O último grande ensinamento que o Papa Francisco nos deixou, a sua encíclica Amou-nos – Dilexit nos, lembra que no que se refere ao coração, nunca se pode pôr a palavra «fim». Ainda menos quando se quer falar do coração do homem Jesus, onde morava o amor do próprio Deus!
Francisco nota como já a partir das palavras do próprio Jesus, e depois na rica experiência de alguns dos maiores santos da nossa História, o amor do Coração de Cristo se comunica transbordando. É como uma fonte que tem dentro de si uma nascente. A água continua a nascer e a fonte, sempre cheia, transborda continuamente para quem esteja por perto. Um dia, quando participava na festa judaica das tendas, Jesus levantou a voz e disse: «Quem tem sede, venha a mim e beba... e o seu próprio coração será uma nova fonte de onde transbordam rios de água viva» (cf. Jo 7, 37-38). E Francisco comenta que «tudo se conclui na fonte transbordante da cruz»
(DN 97), sem dúvida pensando na cena do Coração de Cristo aberto pela lança do soldado.
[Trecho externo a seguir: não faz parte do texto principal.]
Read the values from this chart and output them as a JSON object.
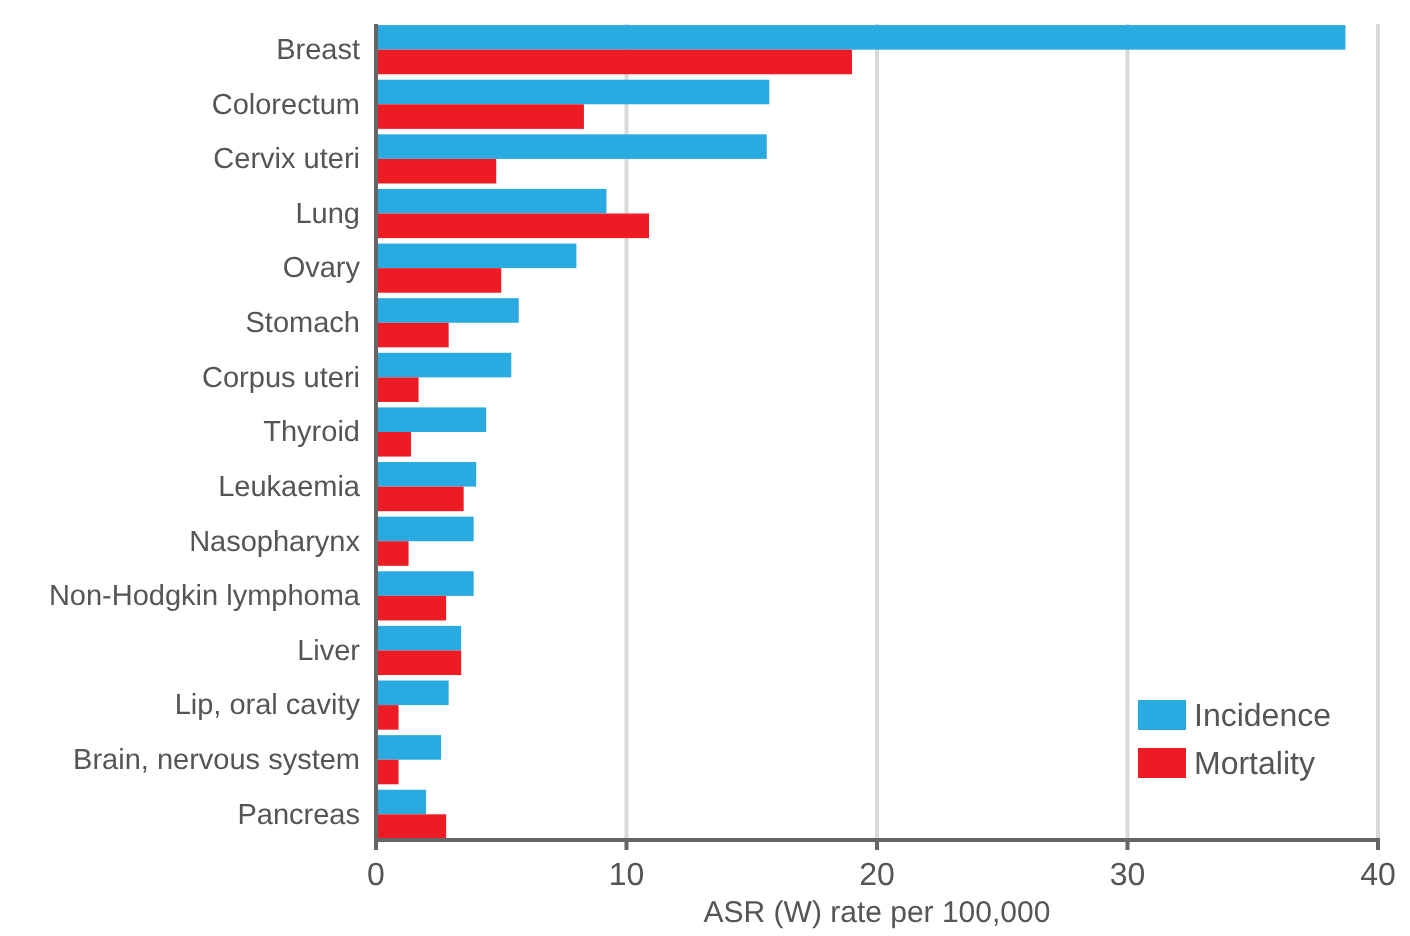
{
  "chart_data": {
    "type": "bar",
    "orientation": "horizontal",
    "xlabel": "ASR (W) rate per 100,000",
    "categories": [
      "Breast",
      "Colorectum",
      "Cervix uteri",
      "Lung",
      "Ovary",
      "Stomach",
      "Corpus uteri",
      "Thyroid",
      "Leukaemia",
      "Nasopharynx",
      "Non-Hodgkin lymphoma",
      "Liver",
      "Lip, oral cavity",
      "Brain, nervous system",
      "Pancreas"
    ],
    "series": [
      {
        "name": "Incidence",
        "color": "#29abe2",
        "values": [
          38.7,
          15.7,
          15.6,
          9.2,
          8.0,
          5.7,
          5.4,
          4.4,
          4.0,
          3.9,
          3.9,
          3.4,
          2.9,
          2.6,
          2.0
        ]
      },
      {
        "name": "Mortality",
        "color": "#ed1c24",
        "values": [
          19.0,
          8.3,
          4.8,
          10.9,
          5.0,
          2.9,
          1.7,
          1.4,
          3.5,
          1.3,
          2.8,
          3.4,
          0.9,
          0.9,
          2.8
        ]
      }
    ],
    "xlim": [
      0,
      40
    ],
    "xticks": [
      0,
      10,
      20,
      30,
      40
    ],
    "grid": "x",
    "legend": "bottom right"
  }
}
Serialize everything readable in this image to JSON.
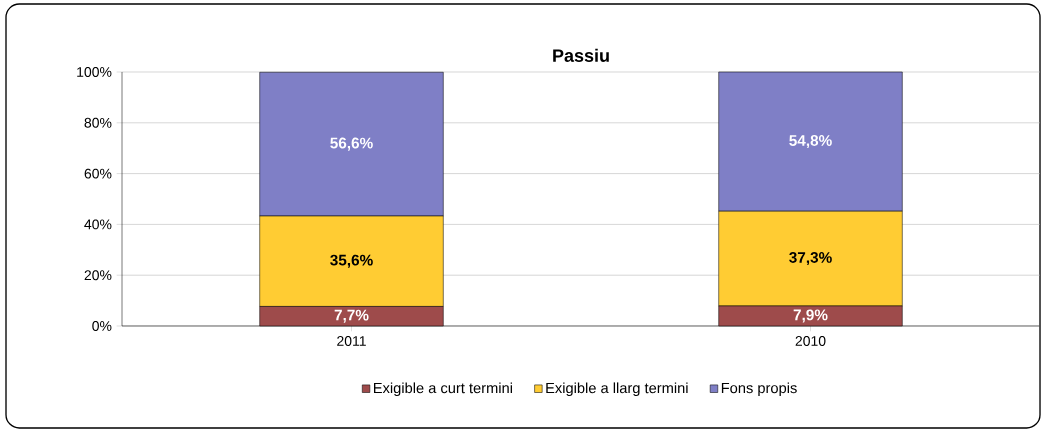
{
  "chart_data": {
    "type": "bar",
    "stacked": true,
    "title": "Passiu",
    "categories": [
      "2011",
      "2010"
    ],
    "series": [
      {
        "name": "Exigible a curt termini",
        "color": "#9e4b4b",
        "values": [
          7.7,
          7.9
        ],
        "value_labels": [
          "7,7%",
          "7,9%"
        ]
      },
      {
        "name": "Exigible a llarg termini",
        "color": "#ffcc33",
        "values": [
          35.6,
          37.3
        ],
        "value_labels": [
          "35,6%",
          "37,3%"
        ]
      },
      {
        "name": "Fons propis",
        "color": "#7f7fc6",
        "values": [
          56.6,
          54.8
        ],
        "value_labels": [
          "56,6%",
          "54,8%"
        ]
      }
    ],
    "ylim": [
      0,
      100
    ],
    "yticks": [
      {
        "value": 0,
        "label": "0%"
      },
      {
        "value": 20,
        "label": "20%"
      },
      {
        "value": 40,
        "label": "40%"
      },
      {
        "value": 60,
        "label": "60%"
      },
      {
        "value": 80,
        "label": "80%"
      },
      {
        "value": 100,
        "label": "100%"
      }
    ],
    "grid": "y",
    "legend": "bottom"
  }
}
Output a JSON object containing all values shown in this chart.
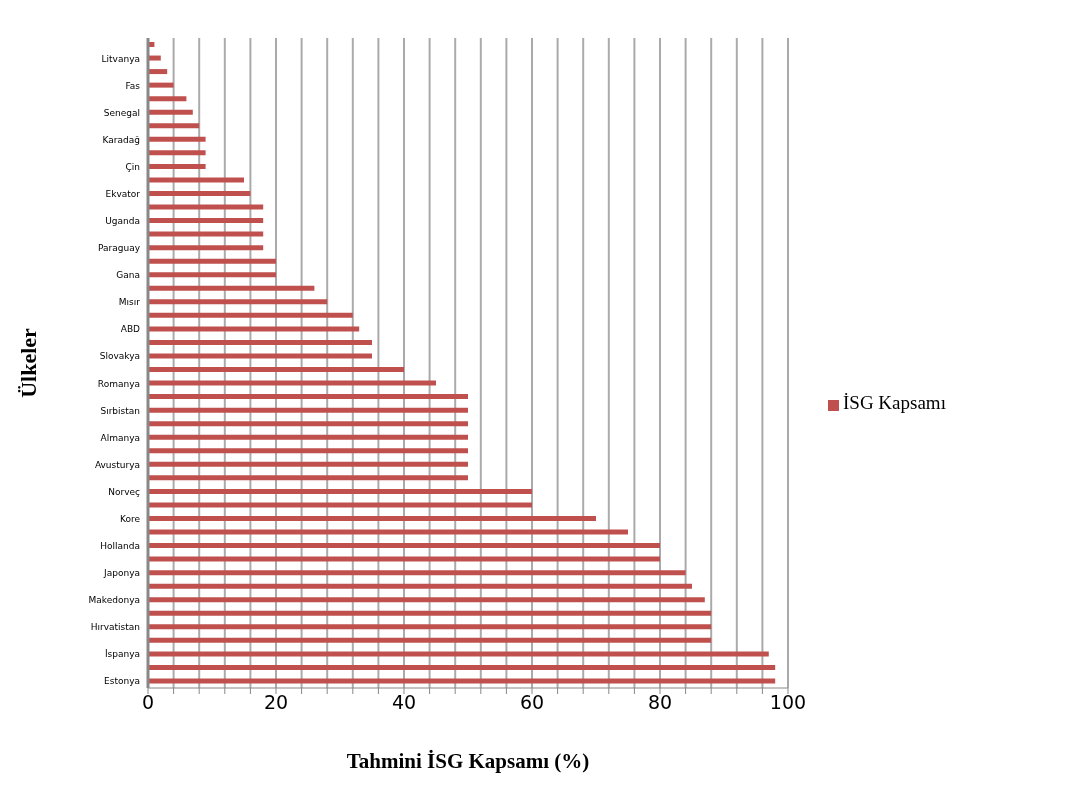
{
  "chart_data": {
    "type": "bar",
    "orientation": "horizontal",
    "xlabel": "Tahmini İSG Kapsamı (%)",
    "ylabel": "Ülkeler",
    "categories": [
      null,
      "Litvanya",
      null,
      "Fas",
      null,
      "Senegal",
      null,
      "Karadağ",
      null,
      "Çin",
      null,
      "Ekvator",
      null,
      "Uganda",
      null,
      "Paraguay",
      null,
      "Gana",
      null,
      "Mısır",
      null,
      "ABD",
      null,
      "Slovakya",
      null,
      "Romanya",
      null,
      "Sırbistan",
      null,
      "Almanya",
      null,
      "Avusturya",
      null,
      "Norveç",
      null,
      "Kore",
      null,
      "Hollanda",
      null,
      "Japonya",
      null,
      "Makedonya",
      null,
      "Hırvatistan",
      null,
      "İspanya",
      null,
      "Estonya"
    ],
    "series": [
      {
        "name": "İSG Kapsamı",
        "color": "#c0504d",
        "values": [
          1,
          2,
          3,
          4,
          6,
          7,
          8,
          9,
          9,
          9,
          15,
          16,
          18,
          18,
          18,
          18,
          20,
          20,
          26,
          28,
          32,
          33,
          35,
          35,
          40,
          45,
          50,
          50,
          50,
          50,
          50,
          50,
          50,
          60,
          60,
          70,
          75,
          80,
          80,
          84,
          85,
          87,
          88,
          88,
          88,
          97,
          98,
          98
        ]
      }
    ],
    "xlim": [
      0,
      100
    ],
    "xticks": [
      0,
      {
        "value": 4,
        "label": null
      },
      {
        "value": 8,
        "label": null
      },
      {
        "value": 12,
        "label": null
      },
      {
        "value": 16,
        "label": null
      },
      20,
      {
        "value": 24,
        "label": null
      },
      {
        "value": 28,
        "label": null
      },
      {
        "value": 32,
        "label": null
      },
      {
        "value": 36,
        "label": null
      },
      40,
      {
        "value": 44,
        "label": null
      },
      {
        "value": 48,
        "label": null
      },
      {
        "value": 52,
        "label": null
      },
      {
        "value": 56,
        "label": null
      },
      60,
      {
        "value": 64,
        "label": null
      },
      {
        "value": 68,
        "label": null
      },
      {
        "value": 72,
        "label": null
      },
      {
        "value": 76,
        "label": null
      },
      80,
      {
        "value": 84,
        "label": null
      },
      {
        "value": 88,
        "label": null
      },
      {
        "value": 92,
        "label": null
      },
      {
        "value": 96,
        "label": null
      },
      100
    ],
    "grid": "x",
    "legend": "right"
  }
}
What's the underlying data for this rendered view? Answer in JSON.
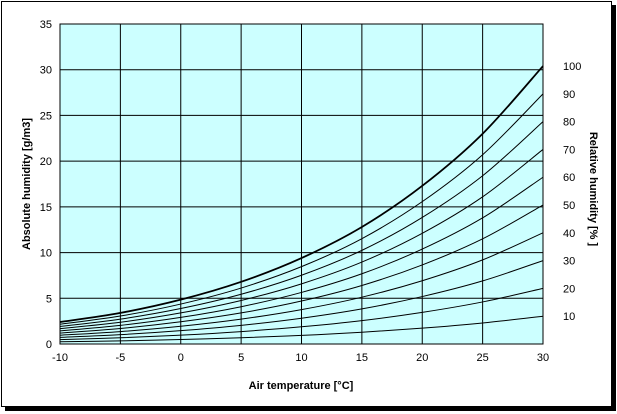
{
  "chart_data": {
    "type": "line",
    "xlabel": "Air temperature [°C]",
    "ylabel": "Absolute humidity [g/m3]",
    "y2label": "Relative humidity [% ]",
    "xlim": [
      -10,
      30
    ],
    "ylim": [
      0,
      35
    ],
    "xticks": [
      "-10",
      "-5",
      "0",
      "5",
      "10",
      "15",
      "20",
      "25",
      "30"
    ],
    "yticks": [
      "0",
      "5",
      "10",
      "15",
      "20",
      "25",
      "30",
      "35"
    ],
    "grid": true,
    "plot_background": "#ccffff",
    "line_color": "#000000",
    "x": [
      -10,
      -5,
      0,
      5,
      10,
      15,
      20,
      25,
      30
    ],
    "series": [
      {
        "name": "100",
        "values": [
          2.4,
          3.4,
          4.85,
          6.8,
          9.4,
          12.8,
          17.3,
          23.0,
          30.4
        ]
      },
      {
        "name": "90",
        "values": [
          2.16,
          3.06,
          4.37,
          6.12,
          8.46,
          11.52,
          15.57,
          20.7,
          27.36
        ]
      },
      {
        "name": "80",
        "values": [
          1.92,
          2.72,
          3.88,
          5.44,
          7.52,
          10.24,
          13.84,
          18.4,
          24.32
        ]
      },
      {
        "name": "70",
        "values": [
          1.68,
          2.38,
          3.4,
          4.76,
          6.58,
          8.96,
          12.11,
          16.1,
          21.28
        ]
      },
      {
        "name": "60",
        "values": [
          1.44,
          2.04,
          2.91,
          4.08,
          5.64,
          7.68,
          10.38,
          13.8,
          18.24
        ]
      },
      {
        "name": "50",
        "values": [
          1.2,
          1.7,
          2.43,
          3.4,
          4.7,
          6.4,
          8.65,
          11.5,
          15.2
        ]
      },
      {
        "name": "40",
        "values": [
          0.96,
          1.36,
          1.94,
          2.72,
          3.76,
          5.12,
          6.92,
          9.2,
          12.16
        ]
      },
      {
        "name": "30",
        "values": [
          0.72,
          1.02,
          1.46,
          2.04,
          2.82,
          3.84,
          5.19,
          6.9,
          9.12
        ]
      },
      {
        "name": "20",
        "values": [
          0.48,
          0.68,
          0.97,
          1.36,
          1.88,
          2.56,
          3.46,
          4.6,
          6.08
        ]
      },
      {
        "name": "10",
        "values": [
          0.24,
          0.34,
          0.49,
          0.68,
          0.94,
          1.28,
          1.73,
          2.3,
          3.04
        ]
      }
    ]
  }
}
Mais adiante, sempre no mesmo texto (DN 104), é a reflexão e experiência de São Bernardo que nos é oferecida. Diz ele que quando no seu coração sente que está a baixar o “nível” da misericórdia, ele dirige-se de novo à fonte dela, o Coração do Senhor. E tem várias portas por onde pode entrar: como ele mesmo deixou escrito, «trespassaram-lhe as mãos e os pés, perfuraram-lhe o lado com uma lança. O segredo do seu coração está à vista através das feridas do seu corpo. [Por elas] podemos ver as vísceras de misericórdia do nosso Deus». Na contemplação que faz São Bernardo, Cristo aceitou as feridas no seu corpo, para que, através delas pudéssemos finalmente ver com clareza e receber o Amor de Deus que desde sempre habitava no seu coração. Este pensamento de São Bernardo pode, talvez, autorizar-nos a pensar que as feridas no corpo de Cristo que é a Igreja, que tanto precisam de ser curadas, e que são muitas ao longo da sua história, podem transformar-se em outras tantas “janelas abertas” através das quais podemos descobrir a surpreendente profundidade do amor com que Cristo nos amou «quando éramos ainda seus inimigos» (Rom 5,6-11).
Santa Teresinha do Menino Jesus experimenta o amor imenso de Deus que transborda do Coração de Cristo para o coração dela, enchendo-o plenamente. Nas suas palavras: «Ofereço-me ao vosso amor misericordioso, suplicando-vos que deixando transbordar para a minha alma as ondas de ternura infinita que estão encerradas em Vós, assim eu me torne mártir do vosso Amor» (DN 198).
São Daniel Comboni contemplou o mesmo Coração de Jesus, aberto no cimo do monte Calvário, e sentiu que de lá transbordava uma chama fortíssima que abrasava o seu próprio coração e o empurrava para as terras africanas, para levar o abraço da paz a muitos irmãos ainda privados do Evangelho.
O amor que transborda do Coração aberto de Cristo, através das feridas do seu corpo, enche o coração de quem “anda por perto” do Senhor, e reacende em nós o entusiasmo pela missão.